The acquisitions are expected to add £3m of revenue and £500,000 of adjusted profit before tax in the coming year.

DWF told investors: “As a result of the group’s profit transformation, strong cash flow and positive outlook, the board currently anticipates recommending a final dividend for FY21 of 3p per share, taking the total FY21 dividend to 4.5p per share.

“This is the first step towards normalising the dividend towards the target pay-out ratio of up to 70% of the group’s profit after tax.”

Chief executive Sir Nigel Knowles, who marks his first year in the role this week, said: “We have grown the business, transformed our profitability, improved our operational efficiency and strengthened our balance sheet notwithstanding the impact of Covid-19 during the year…

“We have very clear differentiators versus the rest of the legal sector: we are the only main market listed global legal business, we have a unique client proposition which offers integrated legal and business services, and in Mindcrest we are the only law firm to own a market-leading alternative legal services provider.”

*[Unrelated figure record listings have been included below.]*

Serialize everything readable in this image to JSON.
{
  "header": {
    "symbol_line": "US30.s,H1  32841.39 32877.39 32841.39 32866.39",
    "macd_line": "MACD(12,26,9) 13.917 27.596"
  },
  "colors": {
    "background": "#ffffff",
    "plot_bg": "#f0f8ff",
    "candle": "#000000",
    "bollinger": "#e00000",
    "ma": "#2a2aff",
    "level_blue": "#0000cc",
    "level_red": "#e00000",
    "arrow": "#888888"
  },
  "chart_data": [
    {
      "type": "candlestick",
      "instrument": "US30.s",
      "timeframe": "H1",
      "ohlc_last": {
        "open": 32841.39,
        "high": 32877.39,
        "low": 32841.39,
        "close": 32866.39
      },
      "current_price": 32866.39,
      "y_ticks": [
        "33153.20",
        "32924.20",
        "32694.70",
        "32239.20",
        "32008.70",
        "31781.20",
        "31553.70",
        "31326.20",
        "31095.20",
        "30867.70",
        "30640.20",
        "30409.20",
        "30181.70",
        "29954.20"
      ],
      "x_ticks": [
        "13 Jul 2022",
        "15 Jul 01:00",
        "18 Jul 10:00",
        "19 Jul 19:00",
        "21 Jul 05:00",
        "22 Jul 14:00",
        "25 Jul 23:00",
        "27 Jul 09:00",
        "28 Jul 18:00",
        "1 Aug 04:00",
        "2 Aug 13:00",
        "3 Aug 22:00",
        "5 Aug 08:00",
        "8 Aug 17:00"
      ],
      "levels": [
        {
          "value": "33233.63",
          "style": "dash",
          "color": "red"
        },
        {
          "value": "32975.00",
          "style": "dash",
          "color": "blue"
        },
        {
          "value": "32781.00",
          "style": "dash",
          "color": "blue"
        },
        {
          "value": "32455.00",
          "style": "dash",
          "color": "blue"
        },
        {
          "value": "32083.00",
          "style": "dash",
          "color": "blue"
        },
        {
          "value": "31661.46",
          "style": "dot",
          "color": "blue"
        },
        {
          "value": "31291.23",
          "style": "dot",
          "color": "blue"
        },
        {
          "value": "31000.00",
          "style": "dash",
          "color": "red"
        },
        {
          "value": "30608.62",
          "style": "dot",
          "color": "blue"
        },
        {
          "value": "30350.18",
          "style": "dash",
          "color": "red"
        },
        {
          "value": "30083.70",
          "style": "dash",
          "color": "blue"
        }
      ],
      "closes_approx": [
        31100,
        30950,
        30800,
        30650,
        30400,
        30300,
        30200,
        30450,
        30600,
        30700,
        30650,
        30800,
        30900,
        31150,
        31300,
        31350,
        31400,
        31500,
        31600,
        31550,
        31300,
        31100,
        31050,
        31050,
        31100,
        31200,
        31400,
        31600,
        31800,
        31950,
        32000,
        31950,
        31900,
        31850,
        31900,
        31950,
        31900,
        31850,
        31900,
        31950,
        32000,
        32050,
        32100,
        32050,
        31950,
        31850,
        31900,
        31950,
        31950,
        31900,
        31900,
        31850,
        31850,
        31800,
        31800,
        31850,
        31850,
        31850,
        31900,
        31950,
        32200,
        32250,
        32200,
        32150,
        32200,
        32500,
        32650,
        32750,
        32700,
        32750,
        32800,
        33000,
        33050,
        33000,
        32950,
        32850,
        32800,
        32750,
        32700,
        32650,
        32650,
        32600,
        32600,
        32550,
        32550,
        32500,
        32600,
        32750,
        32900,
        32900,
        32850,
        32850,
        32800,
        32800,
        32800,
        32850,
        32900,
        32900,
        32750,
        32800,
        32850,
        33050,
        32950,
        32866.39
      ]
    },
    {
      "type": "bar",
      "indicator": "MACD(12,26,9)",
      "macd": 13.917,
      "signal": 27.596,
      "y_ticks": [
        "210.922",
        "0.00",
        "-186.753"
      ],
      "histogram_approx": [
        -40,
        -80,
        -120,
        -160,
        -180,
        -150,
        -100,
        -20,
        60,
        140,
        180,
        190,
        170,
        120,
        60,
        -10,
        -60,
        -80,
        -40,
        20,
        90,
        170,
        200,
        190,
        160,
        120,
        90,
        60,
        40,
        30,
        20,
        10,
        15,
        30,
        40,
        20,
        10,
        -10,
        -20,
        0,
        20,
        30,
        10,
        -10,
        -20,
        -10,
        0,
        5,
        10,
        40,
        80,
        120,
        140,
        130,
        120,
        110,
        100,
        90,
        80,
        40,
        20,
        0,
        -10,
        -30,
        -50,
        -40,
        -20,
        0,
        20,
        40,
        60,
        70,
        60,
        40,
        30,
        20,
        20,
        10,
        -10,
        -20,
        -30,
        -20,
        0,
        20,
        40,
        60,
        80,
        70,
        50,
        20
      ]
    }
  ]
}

Sir Nigel added that “we have continued to align our global businesses with our core strategy”.

In Australia, that has meant closing its legal advisory operations in Melbourne, Sydney and Newcastle, leaving just an office in Brisbane, while also retaining its connected services offering in Sydney, Melbourne and Brisbane.

It has also recently signed exclusive associations with the Singaporean firm Eldan Law and Thomson Wilks in South Africa. “Fee-earning work is underway with these two firms and we see promising opportunities for more,” said Sir Nigel.

Meanwhile, in an update issued today, the UK’s first listed law firm, Gateley, said trading continued to improve throughout the second half of its 2021 financial year, ending on 30 April, meaning that revenue for the year would be not less than £120m, 9% up on the 2020.

“Prudent cost and cash management measures, initiated by the board at the start of the pandemic and augmented by the stronger than anticipated H2 trading, have yielded a net cash position at 30 April 2021 of £20m, significantly ahead of management’s previous expectations.”

Profit before tax should be at least £16m, up 8% on last year.

Gateley’s share price has recovered to 203p at the time of writing, close to the all-time high of 218p recorded in February 2020, and as a result the firm is recommencing dividend payments.